Second, the Louisiana Supreme Court looked at the language of the statutes to determine whether the superseding statutes were written to act retroactively or have prospective application. Though the peremptive period was ten years at the time the statute of limitations began to run, the legislature amended the governing statute in 1999, substituting 'seven' for 'ten' years as the peremptive period. Further, this Act stated "the provisions of this Act shall have prospective application only and shall apply to contracts entered into on or after the effective date of this Act." Thus, at this time, the Ebingers would still have a valid claim through the original ten year peremptive period because the amended statute had only prospective applicability, not retroactive applicability, as specifically written in the Act by the legislature. Next, the Court looked at the second revision of the Act in 2003 which substitute 'five' for 'seven' years and did not maintain the 'prospective application' language. The Court states that the legislature's actions in drafting a law are knowing and intentional, and thus, if the legislature meant for the 'prospective application' language to continue, then the legislature would have included it in the Act. However, because the legislature did not, the Court's interpretation is that the 2003 Amendment supersedes the original statute and makes the peremptive period five years, even for those causes of action that arose back when the ten and seven year periods were applicable.

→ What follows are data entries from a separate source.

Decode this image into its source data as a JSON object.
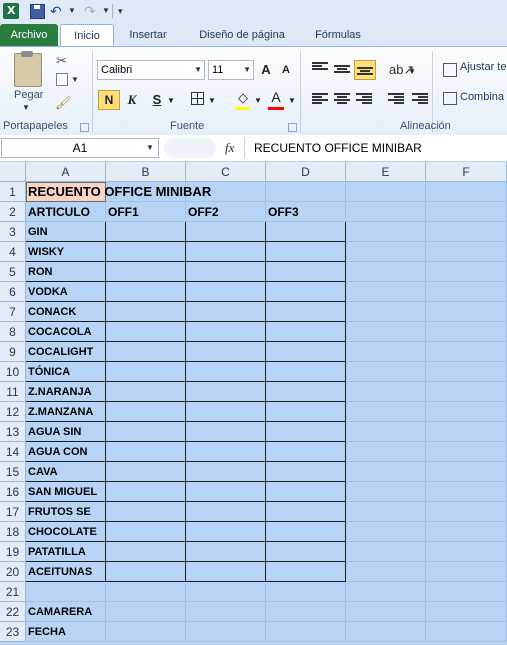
{
  "quick_access": {
    "excel_glyph": "X"
  },
  "tabs": [
    {
      "label": "Archivo"
    },
    {
      "label": "Inicio"
    },
    {
      "label": "Insertar"
    },
    {
      "label": "Diseño de página"
    },
    {
      "label": "Fórmulas"
    }
  ],
  "ribbon": {
    "clipboard": {
      "paste_label": "Pegar",
      "group_label": "Portapapeles"
    },
    "font": {
      "font_name": "Calibri",
      "font_size": "11",
      "bold_label": "N",
      "italic_label": "K",
      "underline_label": "S",
      "grow_label": "A",
      "shrink_label": "A",
      "font_color_label": "A",
      "group_label": "Fuente",
      "fill_color": "#ffff00",
      "font_color": "#ff0000"
    },
    "alignment": {
      "wrap_label": "Ajustar te",
      "merge_label": "Combina",
      "group_label": "Alineación"
    }
  },
  "formula_bar": {
    "name_box": "A1",
    "fx_label": "fx",
    "value": "RECUENTO OFFICE MINIBAR"
  },
  "columns": [
    "A",
    "B",
    "C",
    "D",
    "E",
    "F"
  ],
  "rows": [
    "1",
    "2",
    "3",
    "4",
    "5",
    "6",
    "7",
    "8",
    "9",
    "10",
    "11",
    "12",
    "13",
    "14",
    "15",
    "16",
    "17",
    "18",
    "19",
    "20",
    "21",
    "22",
    "23"
  ],
  "sheet": {
    "title": "RECUENTO OFFICE MINIBAR",
    "headers": [
      "ARTICULO",
      "OFF1",
      "OFF2",
      "OFF3"
    ],
    "items": [
      "GIN",
      "WISKY",
      "RON",
      "VODKA",
      "CONACK",
      "COCACOLA",
      "COCALIGHT",
      "TÓNICA",
      "Z.NARANJA",
      "Z.MANZANA",
      "AGUA SIN",
      "AGUA CON",
      "CAVA",
      "SAN MIGUEL",
      "FRUTOS SE",
      "CHOCOLATE",
      "PATATILLA",
      "ACEITUNAS"
    ],
    "footer": [
      "CAMARERA",
      "FECHA"
    ],
    "selection_color": "#b7d4f6",
    "active_cell_color": "#f9d3c4"
  }
}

Third, the Court examines Constitutional rights to Due Process and determines that the statute of limitations is a procedural law and as long as it does not disturb a vested legal right, a right that at the moment may be expressed, then the statute of limitations (peremptive period) may be applied retroactively. In the end, the Ebingers' claim is not perempted even though it was filed two months after the 2003 Amendment because the Ebingers' right to sue had vested the moment they attained the certificate of occupancy. However, as for Venus Construction, "the mere expectancy of a future benefit," for Venus Construction in this case the right to file a claim for indemnification, "does not constitute a vested right." Therefore, Venus Construction's right to file a claim for indemnification did not vest until a judgment was entered against Venus Construction, and thus the peremptive period has run for Venus Construction to file a claim for indemnification against the subcontractor.